Health Services Research (HSR) and Health Economics in Radiation Oncology (HERO)
Online Course - starting date
- 7 November: release of the pre-course recorded lectures
- 21 November: Live virtual session consisting of three panel sessions
- 13.00-14.00 CET – Access to Radiotherapy
- 14.00-15.00 CET – Costing in Radiotherapy
- 15.00-16.00 CET – HTA and VBHC in Radiotherapy
Y Lievens (BE) Course Director
E Zubizarreta (AT) Course Director
A Aggarwal (UK)
M Barton (AU)
H Blommestein (NL)
JM Borras (ES)
N Defourny (UK)
C Grau (DK)
D Rodin (CA)
The general objectives of healthcare are to ascertain quality, availability, accessibility and efficiency of care. In an era of tight healthcare budgets, all these aspects are more than ever relevant. Besides the slow transition of clinical evidence into daily practice due to patient and physician factors, the limited availability of resources - often consequence of socio-economic factors - may be limiting access to healthcare, especially to innovative treatments that typically come with a higher cost. Accurately estimating the cost of new radiation treatments remains a challenge but it is required as a first step to determine their cost-effectiveness (i.e. efficiency), hence acceptability, from a societal perspective. To do so, economic evaluations are performed, balancing their additional costs to their expected clinical benefits, compared to standard-of-care. In addition, budget impact analyses define whether the introduction of new interventions in daily practice is affordable, now, and in the future. Value also weighs costs and outcomes, however, puts the patient, and the outcome most favoured by the patient, in the centre of the equation.

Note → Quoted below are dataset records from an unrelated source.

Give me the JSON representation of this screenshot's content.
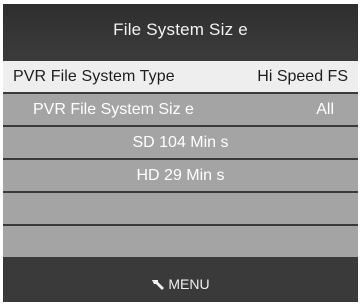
{
  "title": "File System Siz e",
  "rows": [
    {
      "label": "PVR File  System Type",
      "value": "Hi Speed FS",
      "selected": true
    },
    {
      "label": "PVR File  System Siz e",
      "value": "All"
    },
    {
      "label": "SD  104  Min s"
    },
    {
      "label": "HD   29   Min s"
    },
    {
      "label": ""
    },
    {
      "label": ""
    }
  ],
  "footer": {
    "icon": "menu-key-icon",
    "label": "MENU"
  },
  "colors": {
    "panel": "#3a3a3a",
    "row": "#a4a4a4",
    "selected_row": "#eeeeee",
    "text_light": "#ffffff",
    "text_dark": "#1e1e1e"
  }
}
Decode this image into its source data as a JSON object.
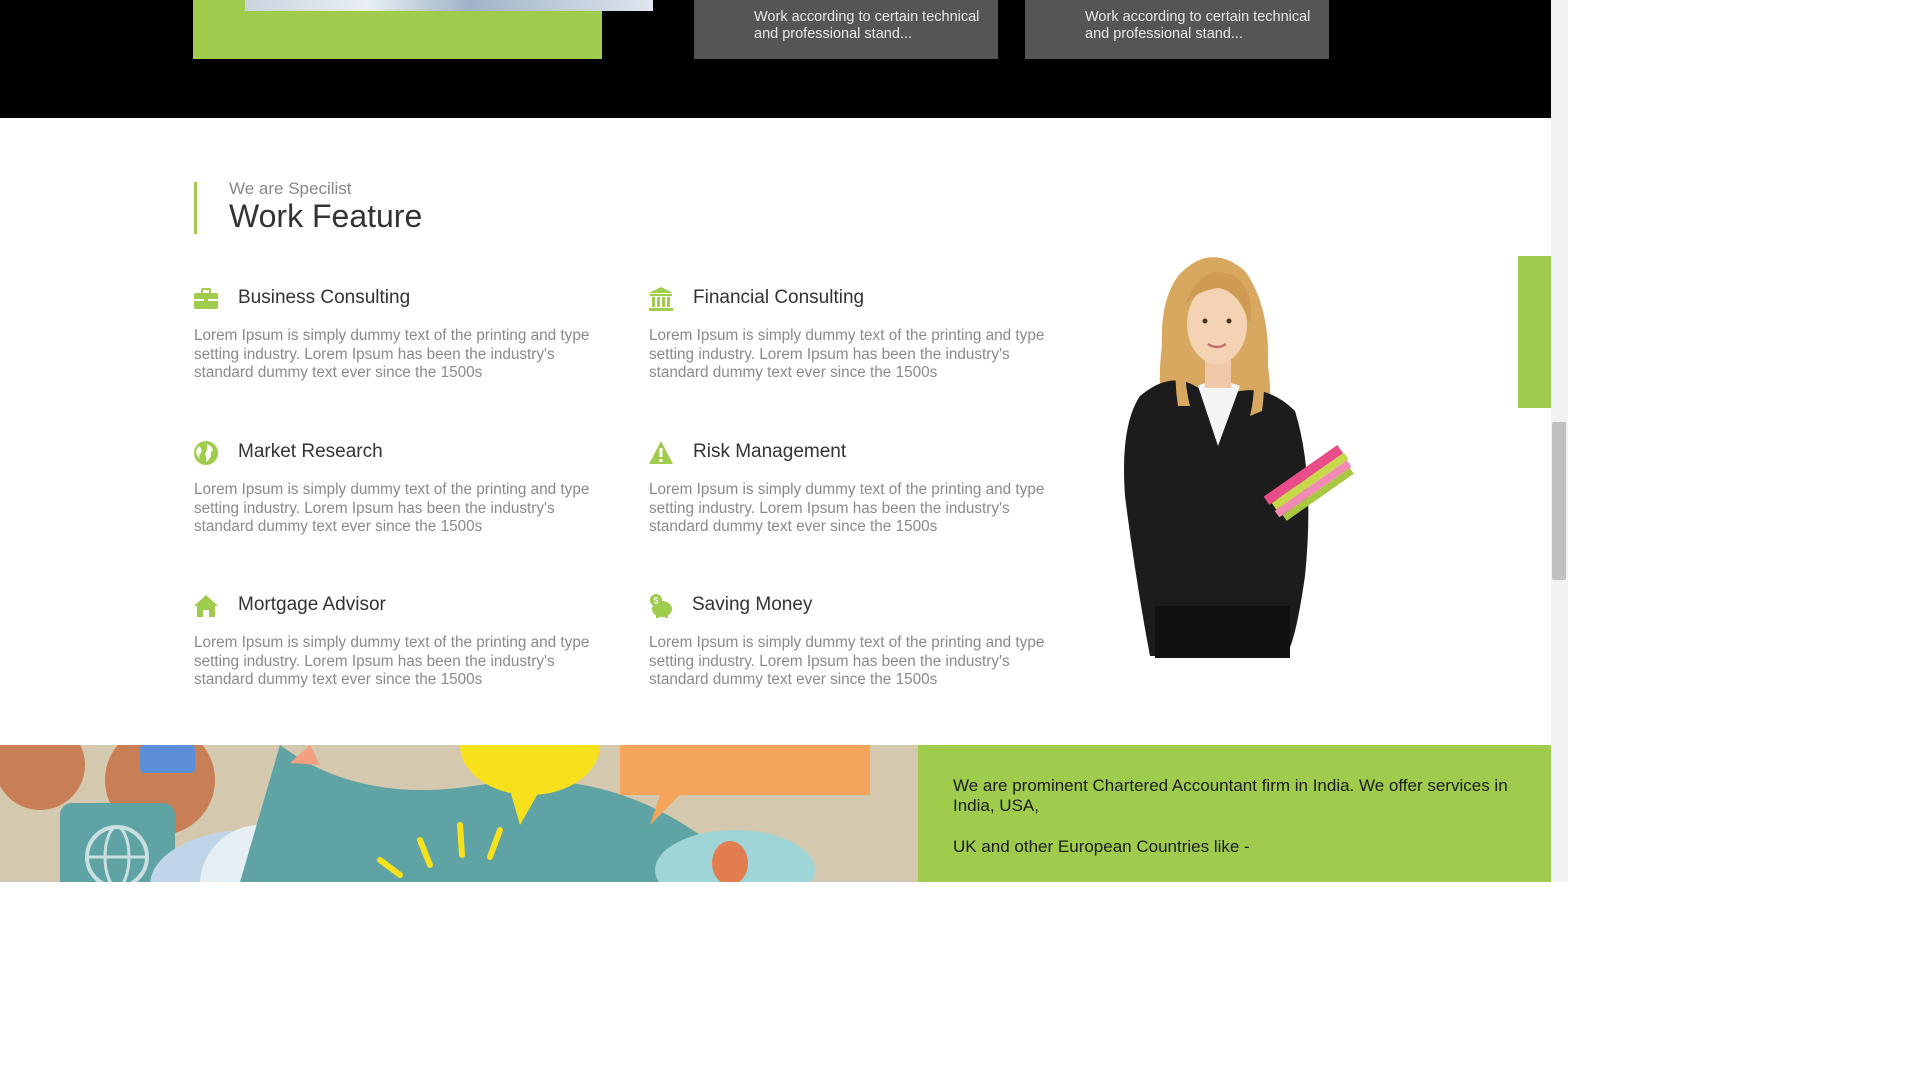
{
  "top_cards": [
    {
      "text": "Work according to certain technical and professional stand..."
    },
    {
      "text": "Work according to certain technical and professional stand..."
    }
  ],
  "section": {
    "subtitle": "We are Specilist",
    "title": "Work Feature"
  },
  "features": [
    {
      "icon": "briefcase-icon",
      "title": "Business Consulting",
      "text": "Lorem Ipsum is simply dummy text of the printing and type setting industry. Lorem Ipsum has been the industry's standard dummy text ever since the 1500s"
    },
    {
      "icon": "bank-icon",
      "title": "Financial Consulting",
      "text": "Lorem Ipsum is simply dummy text of the printing and type setting industry. Lorem Ipsum has been the industry's standard dummy text ever since the 1500s"
    },
    {
      "icon": "globe-icon",
      "title": "Market Research",
      "text": "Lorem Ipsum is simply dummy text of the printing and type setting industry. Lorem Ipsum has been the industry's standard dummy text ever since the 1500s"
    },
    {
      "icon": "warning-icon",
      "title": "Risk Management",
      "text": "Lorem Ipsum is simply dummy text of the printing and type setting industry. Lorem Ipsum has been the industry's standard dummy text ever since the 1500s"
    },
    {
      "icon": "home-icon",
      "title": "Mortgage Advisor",
      "text": "Lorem Ipsum is simply dummy text of the printing and type setting industry. Lorem Ipsum has been the industry's standard dummy text ever since the 1500s"
    },
    {
      "icon": "piggy-bank-icon",
      "title": "Saving Money",
      "text": "Lorem Ipsum is simply dummy text of the printing and type setting industry. Lorem Ipsum has been the industry's standard dummy text ever since the 1500s"
    }
  ],
  "about": {
    "line1": "We are prominent Chartered Accountant firm in India. We offer services in India, USA,",
    "line2": "UK and other European Countries like -"
  },
  "colors": {
    "accent": "#a0cc4e",
    "dark_band": "#000000",
    "card_grey": "#555555"
  }
}
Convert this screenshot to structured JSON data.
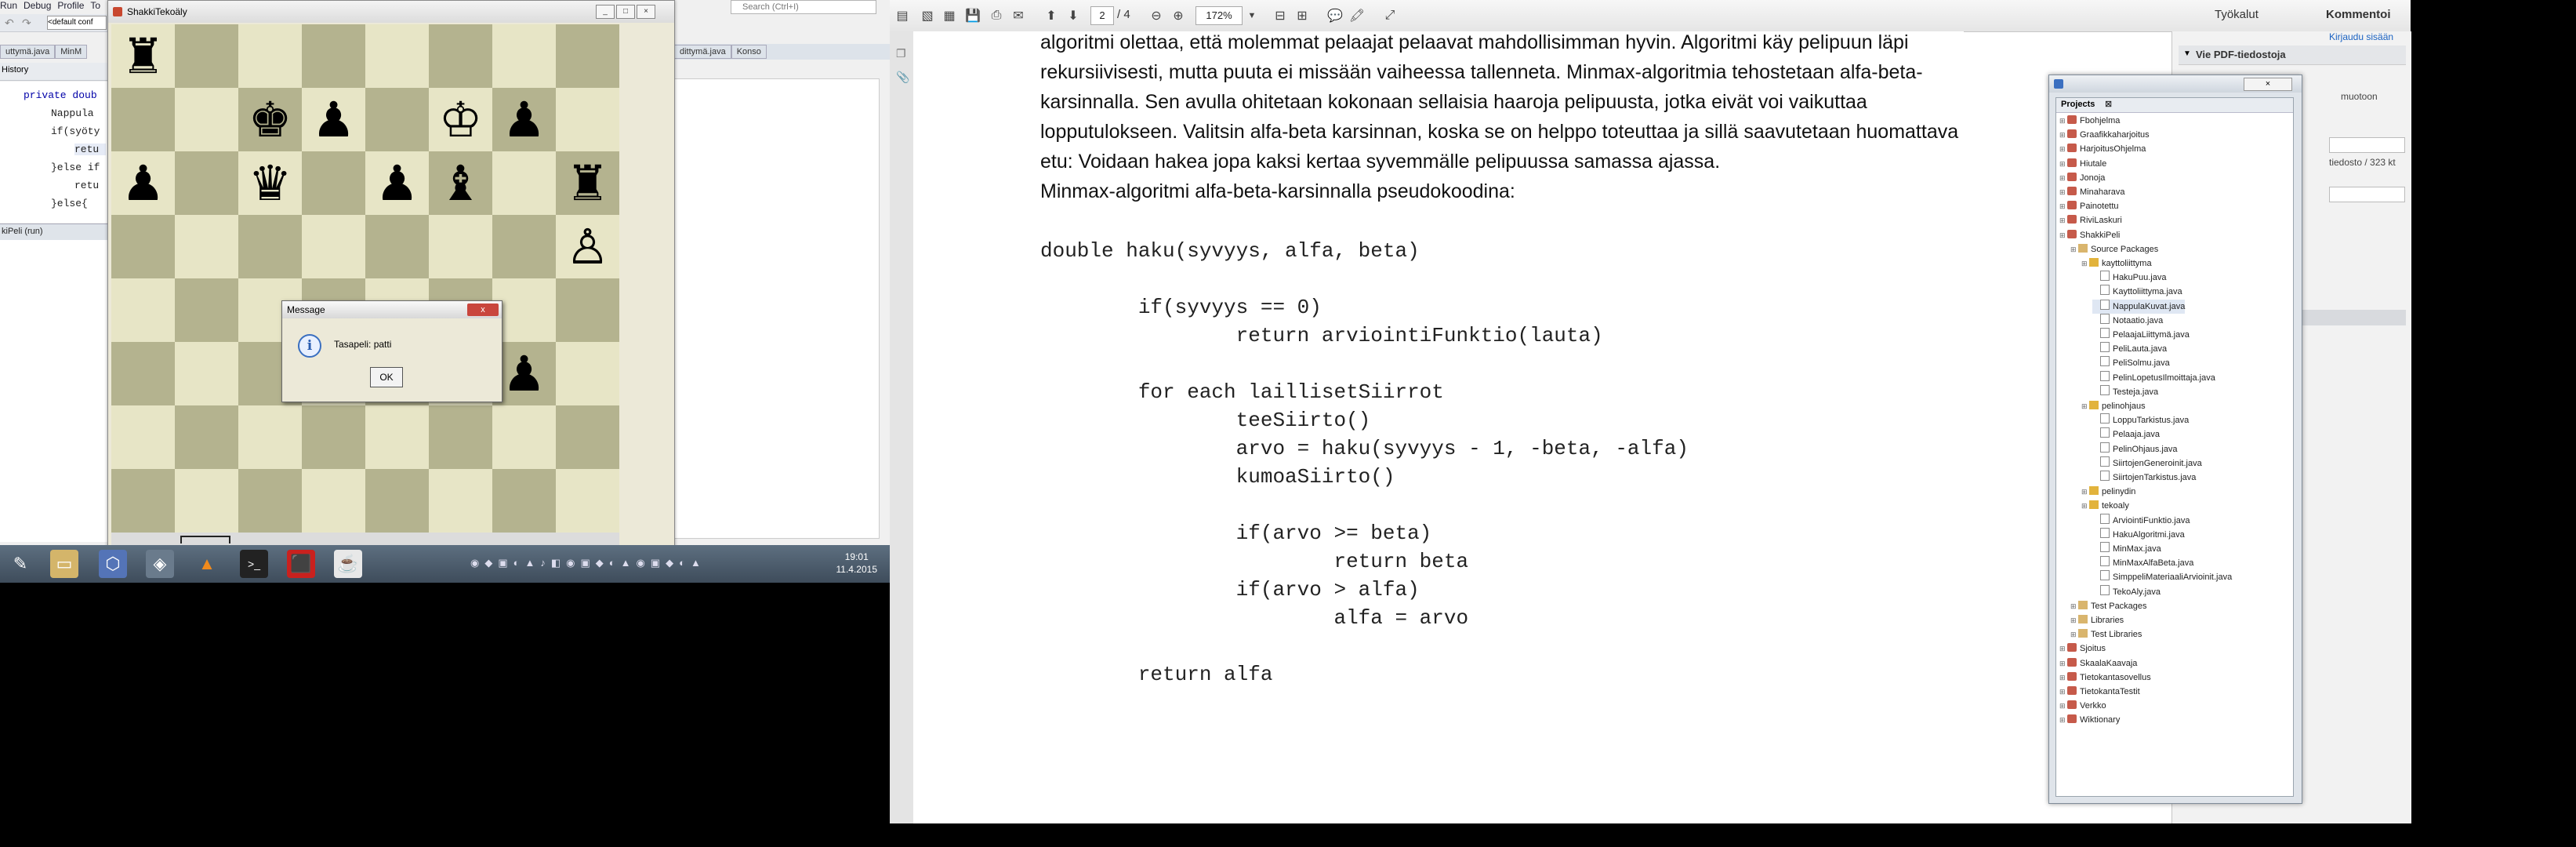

All these aspects are part of a broader health technology assessment program that should endorse the uptake of established and valuable new interventions by the healthcare system, hence support their reimbursement.
To provide understanding of:
- The availability and accessibility of radiotherapy services and resources;
- The needs of radiotherapy, both in terms of number of treatments delivered as of resources required to deliver these treatments;
- How radiotherapy resource costs are calculated;
- How costs relate to reimbursement and how the reimbursement system can drive practice;
- Economic evaluations, with a focus on the context of radiotherapy;
- Budget impact analysis, with a focus on the context of radiotherapy;
- How investment cases can be developed for radiotherapy;
- What value-based healthcare means for radiotherapy;
• Networks between radiation oncology professionals interested in different aspects of health services research
Who should attend?
Radiation oncologists, medical physicists, RTTs with an interest of how health services research impacts the way we can deliver care to our patients; health economists and health services researchers with an interest in oncology and radiotherapy.